After linking to a few blogs (how bloggy of her), the author writes:
Based on this survey, most genetics blogs tend to discuss general topics sparked off by recent scientific publications or general press coverage. But another potential application of blogging springs to mind. Benefits of such rapid exchanges of information are clear to anyone who has struggled with experiments that don’t work for no apparent reason, or with problematic data analysis.
Based on a “survey” of one blog carnival and four blogs (one of which is the blog of sister journal Nature Genetics, Free Association) the author is ready to make sweeping conclusions about genetics blogging? This makes Nature’s study of science blogs look rigorous by comparison.
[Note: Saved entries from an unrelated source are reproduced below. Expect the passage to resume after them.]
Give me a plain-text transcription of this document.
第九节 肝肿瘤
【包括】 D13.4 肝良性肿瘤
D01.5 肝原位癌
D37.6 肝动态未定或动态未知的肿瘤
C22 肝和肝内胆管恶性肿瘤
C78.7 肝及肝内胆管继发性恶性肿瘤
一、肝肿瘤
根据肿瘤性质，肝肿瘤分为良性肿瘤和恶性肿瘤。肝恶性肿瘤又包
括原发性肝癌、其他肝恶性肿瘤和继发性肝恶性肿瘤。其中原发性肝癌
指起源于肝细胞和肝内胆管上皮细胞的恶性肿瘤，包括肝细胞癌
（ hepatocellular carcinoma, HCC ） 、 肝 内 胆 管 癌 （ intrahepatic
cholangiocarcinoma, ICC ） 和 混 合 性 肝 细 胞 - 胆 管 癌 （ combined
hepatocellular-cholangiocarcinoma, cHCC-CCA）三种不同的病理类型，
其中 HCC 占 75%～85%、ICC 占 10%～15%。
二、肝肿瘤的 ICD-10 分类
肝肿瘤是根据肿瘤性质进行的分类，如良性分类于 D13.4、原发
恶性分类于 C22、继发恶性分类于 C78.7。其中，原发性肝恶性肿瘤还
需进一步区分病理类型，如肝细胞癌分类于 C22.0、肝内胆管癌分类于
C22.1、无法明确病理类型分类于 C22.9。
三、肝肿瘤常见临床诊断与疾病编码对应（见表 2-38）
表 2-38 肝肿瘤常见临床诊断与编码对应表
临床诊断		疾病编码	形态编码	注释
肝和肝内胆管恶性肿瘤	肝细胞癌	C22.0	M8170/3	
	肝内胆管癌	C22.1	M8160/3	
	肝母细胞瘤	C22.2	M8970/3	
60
We can say all we want about how blogs will provide the lubricant to accelerate scientific research, but I’d rather hear it from someone who knows something about blogging. The problem is that not enough people are reading blogs, not enough people are commenting on blogs, and not enough people are blogging. We need to overcome the threshold of resistance (reach some critical mass) before blogs make an impact on the research process. Right now, most seriously scientific blog entries are reviews of recent literature (the one thing the author gets right). If you try to, say, put in a request for some background literature on a topic, you may get zero replies.
And, yes, I realize that I have not done my part to turn blogging into more than a collection of review articles and links to funny cartoons. I promised to present some original research on evolgen, got started, and then stopped before I presented any data. I’m hoping to put something together over the weekend so that my little project can continue.